Continuous security methodologies include tracking and securing APIs as they’re deployed, and using tools to automatically locate and log any APIs that have been rolled out unofficially.
Test and retest – automatically
Secure solutions don’t always remain secure. A regular API testing program can help the security team identify vulnerabilities before hackers and cyber-criminals beat them to the punch.
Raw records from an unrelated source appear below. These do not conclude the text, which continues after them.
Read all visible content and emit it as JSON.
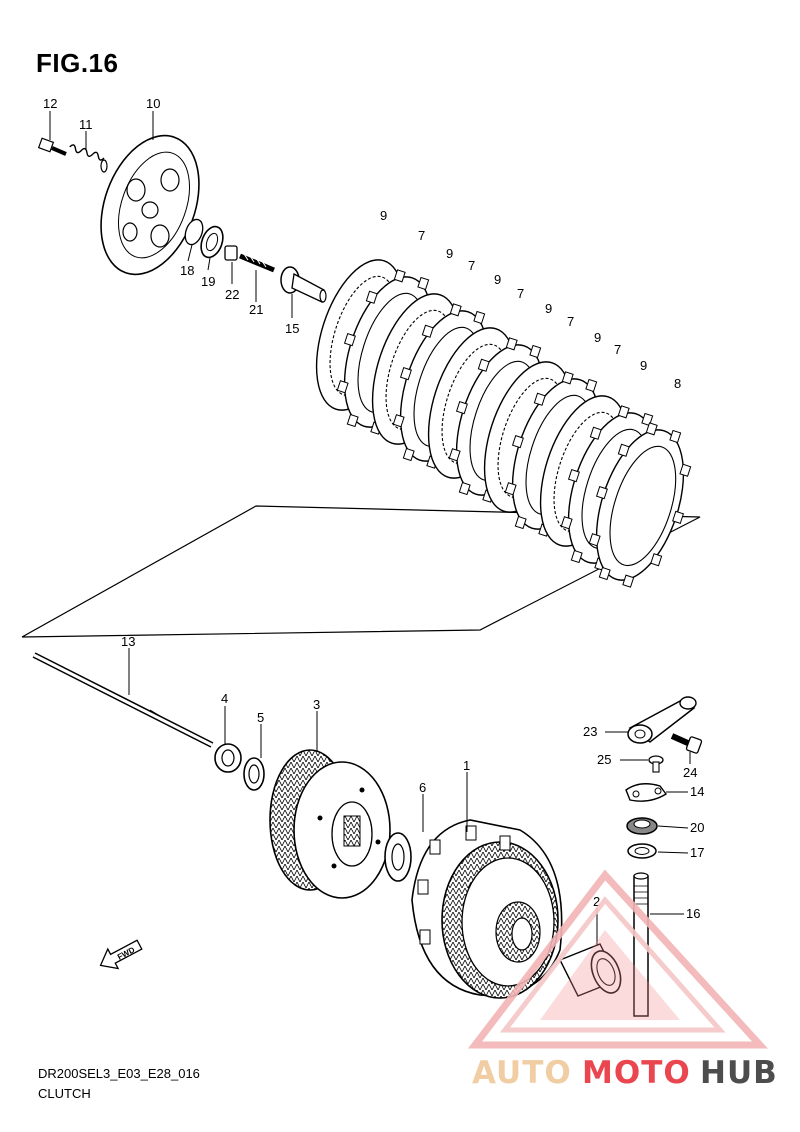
{
  "figure": {
    "title": "FIG.16",
    "code": "DR200SEL3_E03_E28_016",
    "name": "CLUTCH"
  },
  "callouts": {
    "c1": "1",
    "c2": "2",
    "c3": "3",
    "c4": "4",
    "c5": "5",
    "c6": "6",
    "c7a": "7",
    "c7b": "7",
    "c7c": "7",
    "c7d": "7",
    "c7e": "7",
    "c8": "8",
    "c9a": "9",
    "c9b": "9",
    "c9c": "9",
    "c9d": "9",
    "c9e": "9",
    "c9f": "9",
    "c10": "10",
    "c11": "11",
    "c12": "12",
    "c13": "13",
    "c14": "14",
    "c15": "15",
    "c16": "16",
    "c17": "17",
    "c18": "18",
    "c19": "19",
    "c20": "20",
    "c21": "21",
    "c22": "22",
    "c23": "23",
    "c24": "24",
    "c25": "25"
  },
  "fwd_label": "FWD",
  "watermark": {
    "part1": "AUTO",
    "part2": "MOTO",
    "part3": "HUB",
    "color_light": "#f0c89a",
    "color_red": "#e8323c",
    "color_dark": "#3a3a3a"
  }
}
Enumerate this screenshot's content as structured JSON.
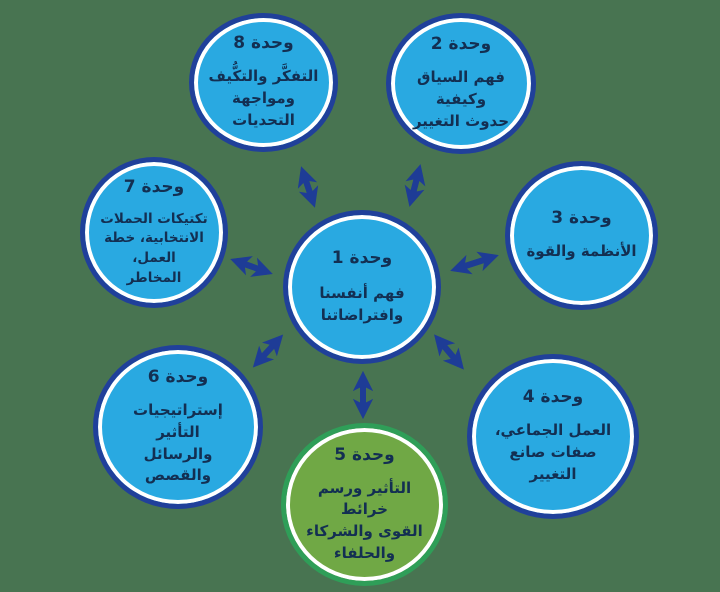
{
  "colors": {
    "background": "#487451",
    "blue_circle_fill": "#29a9e1",
    "blue_circle_ring": "#20409a",
    "green_circle_fill": "#70a845",
    "green_circle_ring": "#2f9e58",
    "inner_ring": "#ffffff",
    "text": "#132f52",
    "arrow": "#1e3c96"
  },
  "units": [
    {
      "id": "unit-1",
      "title": "وحدة 1",
      "description": "فهم أنفسنا\nوافتراضاتنا",
      "variant": "blue"
    },
    {
      "id": "unit-2",
      "title": "وحدة 2",
      "description": "فهم السياق وكيفية\nحدوث التغيير",
      "variant": "blue"
    },
    {
      "id": "unit-3",
      "title": "وحدة 3",
      "description": "الأنظمة والقوة",
      "variant": "blue"
    },
    {
      "id": "unit-4",
      "title": "وحدة 4",
      "description": "العمل الجماعي،\nصفات صانع التغيير",
      "variant": "blue"
    },
    {
      "id": "unit-5",
      "title": "وحدة 5",
      "description": "التأثير ورسم خرائط\nالقوى والشركاء\nوالحلفاء",
      "variant": "green"
    },
    {
      "id": "unit-6",
      "title": "وحدة 6",
      "description": "إستراتيجيات التأثير\nوالرسائل والقصص",
      "variant": "blue"
    },
    {
      "id": "unit-7",
      "title": "وحدة 7",
      "description": "تكتيكات الحملات\nالانتخابية، خطة العمل،\nالمخاطر",
      "variant": "blue"
    },
    {
      "id": "unit-8",
      "title": "وحدة 8",
      "description": "التفكَّر والتكُّيف\nومواجهة التحديات",
      "variant": "blue"
    }
  ]
}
Scanning, testing and monitoring APIs for vulnerabilities manually can be an activity akin to searching for the proverbial needle in a haystack. It’s an arduous task for humans but one that’s well suited to automated scanning software, which can harness the power of artificial intelligence to pinpoint and neutralise attacks.
Monitor API usage
Detecting suspicious network behavior is tricky if normal behaviour is unknown. Using API gateway audit trails and system and application data log to profile the activity of valid users and accounts can make it easier to identify anomalous activity (like data exfiltration, credential stuffing and fuzzing) for investigation before critical systems and data are compromised.
Utilise a range of preventative technologies
There’s no single measure that can be used to protect APIs across the enterprise. Improving security posture is likely to call for a range of tactics and technologies. Typically, they will include multi-factor or continuous authentication, flow control and TLS encryption, which prevents data from being intercepted or stolen while in transmission.
Ensuring the tools and technologies deployed are up to date makes it easier to stay a step ahead of hackers and cyber-criminals, who are nothing if not innovative and adaptable.
Broadcasting the details of the APIs in use is rarely a good idea. Keeping internal API names private and keeping the APIs themselves off public DNS servers is prudent. Additionally, from a security perspective, enterprises should treat all APIs as if they were externally facing.
Securing the benefits
Adopting an API-centric IT infrastructure model is no longer optional for Australian businesses that want to use digital technology to cut costs and improve efficiencies. Implementing appropriate cyber-protection measures concurrently with API use makes it possible to capitalise on the benefits without laying the enterprise open to additional risk.
Mark Perry is APAC chief technology officer at Ping Identity.